Bizim Doktor Dumrul hocanın nöbetçi olduğu günlerde hastaları görmeye gelen ziyaretçilerin iyi ya da kötü niyetlerini açığa veren özdeyişi şudur: “Hastaları görmeye gelenler hoş geldiler, buyursunlar gelsinler. Lakin hastaya GÖRÜNMEYE gelenler de hoş geldiler! Ancak ziyareti kısa tutmaları istirham olunur.”
Burada insan niyetini en açık bir biçimde ortaya koyması açısından kendini ele vermektedir. Hani deriz ya: “Dostlar bizi pazarda görsün.” “Cenaze, düğün, cemaat ve parti toplantılarında bir görüneyim, ayıp olur.”
İnsan niyet sahibi bir varlıktır. Niyet insanın bir şeyi yapmayı zihninde tasarlaması, düşünmesidir. Niyet, kişinin yaptığı işi niçin ve ne amaçla yaptığını belirtmesi içindir.
İbadetlerde niyet şarttır. Namaza durduğumuzda; “niyet ettim bugünkü öğle namazının farzını kılmaya,” deriz. Cenaze ya da bayram namazında müezzin : “Niyet edin er kişi niyetine, niyet edin Ramazan ya da Kurban Bayramı namazına ,” diye açık açık uyarır.
Bilmem hayvanlar niyet eden bir varlıklar mıdır? İyi niyetli at, kötü niyetli at der miyiz?
Hayvanlar insanlar gibi çok yüzlü ya da yüzsüz değil, tek yüzlü varlıklardır. Çünkü hayvanlar gizlenmeyi bilmezler. Hasta olmadıkları halde insan gibi hasta rolü yapmazlar. Avını yakalamak ya da av olmamak için içgüdüleri yoluyla varlıklarını sürdürürler.
İnsan bir işte, uygulamada ya iyi niyetli ya da kötü niyetlidir. Bu bakımdan hayvanlarla yaşarken hayvanın niyetinden iyi mi kötü mü şüphe etmeyiz. Ata binen insan şunu düşünmez: “atın niyeti beni düşürmek, öldürmek.”
Hayır, ona zarar vermediğin sürece dağları ve tepeleri aşırır seni menziline ulaştırır.
Ya insan böyle mi?
Birine zarar verme, görevini baştan savma, haksız kazanç sağlama, insanlara hoş görünme ya da kendini dürüst gösterme suretiyle kötü niyetli oluşumuzu ortaya koyarız.
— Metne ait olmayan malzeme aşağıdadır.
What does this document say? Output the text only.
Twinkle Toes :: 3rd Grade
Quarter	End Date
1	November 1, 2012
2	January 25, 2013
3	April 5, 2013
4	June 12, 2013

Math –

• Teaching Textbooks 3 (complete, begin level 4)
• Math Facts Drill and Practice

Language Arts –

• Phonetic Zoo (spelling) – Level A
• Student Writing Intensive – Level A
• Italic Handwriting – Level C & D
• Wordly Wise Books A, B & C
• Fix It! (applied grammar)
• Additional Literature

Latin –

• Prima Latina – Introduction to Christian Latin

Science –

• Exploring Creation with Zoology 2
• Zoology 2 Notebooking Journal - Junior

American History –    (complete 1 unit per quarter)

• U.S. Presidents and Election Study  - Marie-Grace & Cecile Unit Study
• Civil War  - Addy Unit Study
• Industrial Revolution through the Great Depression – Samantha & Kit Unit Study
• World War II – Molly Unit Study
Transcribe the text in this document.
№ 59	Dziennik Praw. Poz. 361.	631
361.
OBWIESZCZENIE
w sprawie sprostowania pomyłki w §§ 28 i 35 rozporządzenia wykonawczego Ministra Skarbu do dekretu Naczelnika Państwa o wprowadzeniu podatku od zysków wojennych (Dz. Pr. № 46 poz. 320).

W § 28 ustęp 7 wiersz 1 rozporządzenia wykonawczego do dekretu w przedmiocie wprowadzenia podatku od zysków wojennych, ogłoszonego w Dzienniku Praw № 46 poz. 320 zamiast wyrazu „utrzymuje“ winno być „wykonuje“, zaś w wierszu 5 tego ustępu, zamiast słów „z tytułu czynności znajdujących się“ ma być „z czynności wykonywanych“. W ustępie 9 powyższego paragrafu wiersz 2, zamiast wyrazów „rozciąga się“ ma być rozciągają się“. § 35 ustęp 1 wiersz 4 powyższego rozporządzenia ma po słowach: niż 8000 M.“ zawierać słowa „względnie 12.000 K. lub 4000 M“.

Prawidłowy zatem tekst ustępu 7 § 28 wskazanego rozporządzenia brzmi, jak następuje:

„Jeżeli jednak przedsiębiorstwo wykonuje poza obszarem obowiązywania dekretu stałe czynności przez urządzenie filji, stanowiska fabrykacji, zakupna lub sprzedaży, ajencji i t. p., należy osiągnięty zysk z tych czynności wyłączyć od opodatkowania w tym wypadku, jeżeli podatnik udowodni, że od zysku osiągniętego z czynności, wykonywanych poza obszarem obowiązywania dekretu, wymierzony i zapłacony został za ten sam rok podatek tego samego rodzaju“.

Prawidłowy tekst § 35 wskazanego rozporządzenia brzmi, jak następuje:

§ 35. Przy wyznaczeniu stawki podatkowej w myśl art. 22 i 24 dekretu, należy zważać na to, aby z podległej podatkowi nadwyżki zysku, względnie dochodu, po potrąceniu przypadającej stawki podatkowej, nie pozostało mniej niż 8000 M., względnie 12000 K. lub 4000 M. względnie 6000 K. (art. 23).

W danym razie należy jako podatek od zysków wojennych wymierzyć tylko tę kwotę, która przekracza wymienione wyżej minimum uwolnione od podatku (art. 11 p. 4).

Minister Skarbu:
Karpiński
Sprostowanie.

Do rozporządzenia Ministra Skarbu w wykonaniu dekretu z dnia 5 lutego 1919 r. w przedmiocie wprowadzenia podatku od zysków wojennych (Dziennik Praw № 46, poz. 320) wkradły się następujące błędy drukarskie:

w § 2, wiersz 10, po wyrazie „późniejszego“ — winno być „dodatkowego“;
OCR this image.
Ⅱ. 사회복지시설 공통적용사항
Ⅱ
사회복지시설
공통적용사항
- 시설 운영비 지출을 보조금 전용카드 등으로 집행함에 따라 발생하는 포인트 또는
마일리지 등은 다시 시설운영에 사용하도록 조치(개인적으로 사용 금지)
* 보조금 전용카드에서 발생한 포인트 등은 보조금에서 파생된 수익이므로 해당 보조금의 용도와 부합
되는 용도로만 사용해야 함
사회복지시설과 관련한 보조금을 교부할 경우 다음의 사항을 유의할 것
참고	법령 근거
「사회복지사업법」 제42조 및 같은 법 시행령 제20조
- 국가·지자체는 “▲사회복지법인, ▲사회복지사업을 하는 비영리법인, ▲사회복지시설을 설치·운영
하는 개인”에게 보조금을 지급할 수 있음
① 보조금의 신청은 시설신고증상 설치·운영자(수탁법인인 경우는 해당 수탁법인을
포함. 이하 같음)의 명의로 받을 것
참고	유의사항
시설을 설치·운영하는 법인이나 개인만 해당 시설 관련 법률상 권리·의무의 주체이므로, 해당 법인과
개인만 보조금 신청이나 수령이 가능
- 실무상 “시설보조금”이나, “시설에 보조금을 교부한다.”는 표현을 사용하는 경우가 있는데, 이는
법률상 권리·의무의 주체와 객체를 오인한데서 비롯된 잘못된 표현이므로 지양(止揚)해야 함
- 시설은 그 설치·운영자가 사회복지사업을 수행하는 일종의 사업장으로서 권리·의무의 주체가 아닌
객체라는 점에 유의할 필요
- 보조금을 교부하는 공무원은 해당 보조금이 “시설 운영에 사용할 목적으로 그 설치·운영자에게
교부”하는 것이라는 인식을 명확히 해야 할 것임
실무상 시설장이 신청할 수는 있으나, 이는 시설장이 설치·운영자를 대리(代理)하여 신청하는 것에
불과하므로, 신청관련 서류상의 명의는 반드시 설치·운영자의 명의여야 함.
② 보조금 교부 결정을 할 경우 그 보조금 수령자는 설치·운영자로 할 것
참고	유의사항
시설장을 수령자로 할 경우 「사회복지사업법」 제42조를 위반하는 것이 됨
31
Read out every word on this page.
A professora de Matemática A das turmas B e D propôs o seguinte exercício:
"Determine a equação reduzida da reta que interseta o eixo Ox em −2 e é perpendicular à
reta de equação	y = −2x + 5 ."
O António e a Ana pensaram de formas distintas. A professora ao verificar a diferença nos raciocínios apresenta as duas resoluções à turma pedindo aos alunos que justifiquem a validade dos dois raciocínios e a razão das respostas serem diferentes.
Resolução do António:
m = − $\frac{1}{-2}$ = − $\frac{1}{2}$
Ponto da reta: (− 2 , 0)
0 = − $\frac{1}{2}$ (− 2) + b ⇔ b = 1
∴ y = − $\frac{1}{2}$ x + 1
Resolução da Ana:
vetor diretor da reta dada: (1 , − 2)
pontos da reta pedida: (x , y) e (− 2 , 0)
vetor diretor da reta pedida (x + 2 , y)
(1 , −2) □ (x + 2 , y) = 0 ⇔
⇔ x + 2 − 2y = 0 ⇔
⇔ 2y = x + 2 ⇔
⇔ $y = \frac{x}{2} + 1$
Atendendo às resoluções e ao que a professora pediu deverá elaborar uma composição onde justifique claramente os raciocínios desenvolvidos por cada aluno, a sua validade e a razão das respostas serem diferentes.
Kötü niyetimiz nedeniyle insanın insan karşı duruşu; su içerken, ekmek kırıntısı yerken öldürülme korkusu nedeniyle ürkek ve her daim başını kaldıran serçenin durumu gibidir.
Fakat çok defa gafil davranır yüzleri dost, özleri düşman olan kötü niyetli insanın zalimliğine, merhametsizliğine uğrarız.
Bunun için İslamiyet fillerimizin değerini içimizde taşıdığımız niyete bağlamaktadır.
Amellerimizin değeri, niyetlerimizin değeriyle değer kazanmaktadır.
Hz. Muhammed: “Amellerin değeri ancak niyetlere göredir.” der
Şuarâ /Şairler Suresi 88,89 ayetlerde de Allah katında gönlü temiz olan insanın amelleri değer kazanacaktır : “O gün de ne mal fayda verir ne oğullar. Ancak Allah’a temiz, doğru bir kalp ile varan kurtulur.”
Rûhî-i Bağdâdî de bu ayetten mülhem:
Sanma ey hâce ki senden zer ü sîm isterler/ Sanma ki senden altın ve gümüş isterler.
Yevme lâ yenfau'da kalb-i selîm isterler/ O hiçbir şeyden fayda olmayan günde, dosdoğru ve temiz gönül/kalp isterler.